The remaining part of the contract will deal with issues such as confidentiality of patient and practice information and non-solicitation of patients or practice employees upon termination. These issues are basic to just about every dental associate contract. It must be stated that every practice owner reserves the right to keeping patient and practice information private. That is not only professional courtesy, it is common decency.
The one caveat to this section is that some contracts will contain a clause stating that if you leave the practice to associate in another dental practice and a patient follows you to that practice, the associate will be subject to financial penalties for treating that patient. I would caution any new dentist against agreeing to this clause, and if it is present, the associate should have it removed from the contract. My reasoning is simple. There is already a clause in the contract about non solicitation of patients. And the simple truth is that nobody owns a patient. Every patient has free will to seek dental services from whomever they choose. If you do not solicit a patient but the patient chooses to follow you to another practice, there is no legal reason for them to do so and no legal reason for you to be held accountable. However, the simple truth is that when leaving a practice, for any reason, an associate should not solicit any patient or employee. Ever!
Finally, one of the most contentious aspects of any dental contract is the restrictive covenant clause. It will state that if you leave the practice, for any reason, you quit, you are fired, or if the contract has ended and not renewed, you will be restricted from practicing dentistry within a specified distance from the practice for a specified length of time. These restrictions are so variable I could not even mention an appropriate distance or time. What I will say is that for this clause to be enforced, it must be reasonable. What must be considered is the associate’s ability to earn a living practicing dentistry if he or she is unreasonably restricted by time and distance from doing so.

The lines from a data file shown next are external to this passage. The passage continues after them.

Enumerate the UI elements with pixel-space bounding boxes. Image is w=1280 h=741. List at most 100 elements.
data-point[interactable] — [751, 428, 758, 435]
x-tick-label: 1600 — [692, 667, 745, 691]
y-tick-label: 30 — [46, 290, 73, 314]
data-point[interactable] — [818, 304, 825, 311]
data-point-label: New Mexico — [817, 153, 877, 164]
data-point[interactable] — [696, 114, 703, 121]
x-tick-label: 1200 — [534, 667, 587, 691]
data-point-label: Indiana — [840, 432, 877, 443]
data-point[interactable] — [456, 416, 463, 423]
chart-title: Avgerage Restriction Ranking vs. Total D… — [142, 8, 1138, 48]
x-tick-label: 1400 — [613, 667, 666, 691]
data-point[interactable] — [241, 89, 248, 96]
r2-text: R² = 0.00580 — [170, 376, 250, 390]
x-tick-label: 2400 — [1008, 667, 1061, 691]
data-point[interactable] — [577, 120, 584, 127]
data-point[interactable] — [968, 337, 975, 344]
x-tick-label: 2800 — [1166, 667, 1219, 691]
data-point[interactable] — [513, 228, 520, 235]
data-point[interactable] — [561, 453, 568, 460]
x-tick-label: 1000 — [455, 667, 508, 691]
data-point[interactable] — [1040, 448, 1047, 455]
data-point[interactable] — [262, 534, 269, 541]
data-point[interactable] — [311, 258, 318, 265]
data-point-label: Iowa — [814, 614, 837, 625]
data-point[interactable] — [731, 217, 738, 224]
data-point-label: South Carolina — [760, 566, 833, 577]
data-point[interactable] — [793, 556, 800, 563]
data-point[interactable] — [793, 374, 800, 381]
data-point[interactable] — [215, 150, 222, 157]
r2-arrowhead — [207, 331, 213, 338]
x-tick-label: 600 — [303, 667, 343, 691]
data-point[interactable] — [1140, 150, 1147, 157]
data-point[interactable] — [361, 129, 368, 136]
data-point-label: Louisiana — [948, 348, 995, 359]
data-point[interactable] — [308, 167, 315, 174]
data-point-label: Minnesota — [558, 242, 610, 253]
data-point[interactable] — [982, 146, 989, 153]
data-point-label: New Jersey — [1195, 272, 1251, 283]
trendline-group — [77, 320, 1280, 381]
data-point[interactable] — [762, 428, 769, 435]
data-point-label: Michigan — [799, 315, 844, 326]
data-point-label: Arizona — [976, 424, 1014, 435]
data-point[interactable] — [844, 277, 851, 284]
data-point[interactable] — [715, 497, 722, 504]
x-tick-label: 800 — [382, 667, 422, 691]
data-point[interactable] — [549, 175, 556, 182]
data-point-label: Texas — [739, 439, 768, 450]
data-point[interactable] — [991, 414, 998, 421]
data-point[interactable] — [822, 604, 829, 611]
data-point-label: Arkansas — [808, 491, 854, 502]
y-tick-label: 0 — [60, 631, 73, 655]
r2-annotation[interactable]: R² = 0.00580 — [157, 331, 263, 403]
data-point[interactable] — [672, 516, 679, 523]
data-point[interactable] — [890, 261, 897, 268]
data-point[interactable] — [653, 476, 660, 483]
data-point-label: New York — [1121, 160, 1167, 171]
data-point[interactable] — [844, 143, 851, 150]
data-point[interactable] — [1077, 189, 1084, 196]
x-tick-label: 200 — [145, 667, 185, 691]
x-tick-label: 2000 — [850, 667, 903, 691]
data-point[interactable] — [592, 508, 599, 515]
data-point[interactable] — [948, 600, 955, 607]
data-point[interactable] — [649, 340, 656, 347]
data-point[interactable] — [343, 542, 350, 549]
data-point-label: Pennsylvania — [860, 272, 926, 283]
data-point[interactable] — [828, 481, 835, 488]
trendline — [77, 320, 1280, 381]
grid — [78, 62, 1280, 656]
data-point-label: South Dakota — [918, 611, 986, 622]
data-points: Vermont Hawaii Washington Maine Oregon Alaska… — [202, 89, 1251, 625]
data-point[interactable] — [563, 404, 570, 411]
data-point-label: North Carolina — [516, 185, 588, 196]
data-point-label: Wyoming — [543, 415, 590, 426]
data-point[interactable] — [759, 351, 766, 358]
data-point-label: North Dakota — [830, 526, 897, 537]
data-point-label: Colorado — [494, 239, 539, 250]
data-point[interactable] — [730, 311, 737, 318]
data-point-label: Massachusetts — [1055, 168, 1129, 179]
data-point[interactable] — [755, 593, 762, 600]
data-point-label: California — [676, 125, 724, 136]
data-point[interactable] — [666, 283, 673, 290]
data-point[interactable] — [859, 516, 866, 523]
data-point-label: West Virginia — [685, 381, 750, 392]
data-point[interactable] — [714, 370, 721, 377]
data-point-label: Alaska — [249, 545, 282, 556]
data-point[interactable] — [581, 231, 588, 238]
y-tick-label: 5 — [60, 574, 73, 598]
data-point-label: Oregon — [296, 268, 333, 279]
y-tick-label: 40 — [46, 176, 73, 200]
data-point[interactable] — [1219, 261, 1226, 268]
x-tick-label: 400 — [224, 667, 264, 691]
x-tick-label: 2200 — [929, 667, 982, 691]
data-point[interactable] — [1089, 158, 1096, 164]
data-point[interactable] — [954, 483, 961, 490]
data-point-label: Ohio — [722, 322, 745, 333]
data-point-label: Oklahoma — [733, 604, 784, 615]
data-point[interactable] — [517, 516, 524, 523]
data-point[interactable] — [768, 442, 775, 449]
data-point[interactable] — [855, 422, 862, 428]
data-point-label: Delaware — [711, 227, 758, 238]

For the owner/doctor, the question is whether an unreasonable restrictive covenant will prohibit the hiring of an associate? The only way to determine if it is reasonable and legally enforceable is to seek professional guidance as I have stated before. Even if the restrictive covenant is enforceable, I would recommend there be waiting period of 90 to 180 days before it takes effect. After all, how many patients can reasonably be expected to follow you to a practice after only 90 days? All this discussion pertains to an employee. Therefore, the question must be asked, if you are an independent contractor, does an owner/doctor legally have the right to restrict you from practicing anywhere you choose when you terminate from the practice?
The last section that may or may not be present in a contract is one stating a method of settling disputes. Again this issue is so broad and variable professional advice is warranted.
Evaluating a dental contract can be a daunting and nerve-wracking task for a new dentist due to their lack of education and experience. Owner/dentists should desire a contract that not only protects their interests but is also attractive and appealing to a prospective associate. Because there are so many issues to be addressed, professional advice from practice management experts, accountants and attorneys is required to develop a thorough, reasonable and legally enforceable contract that represents the best interests of all parties.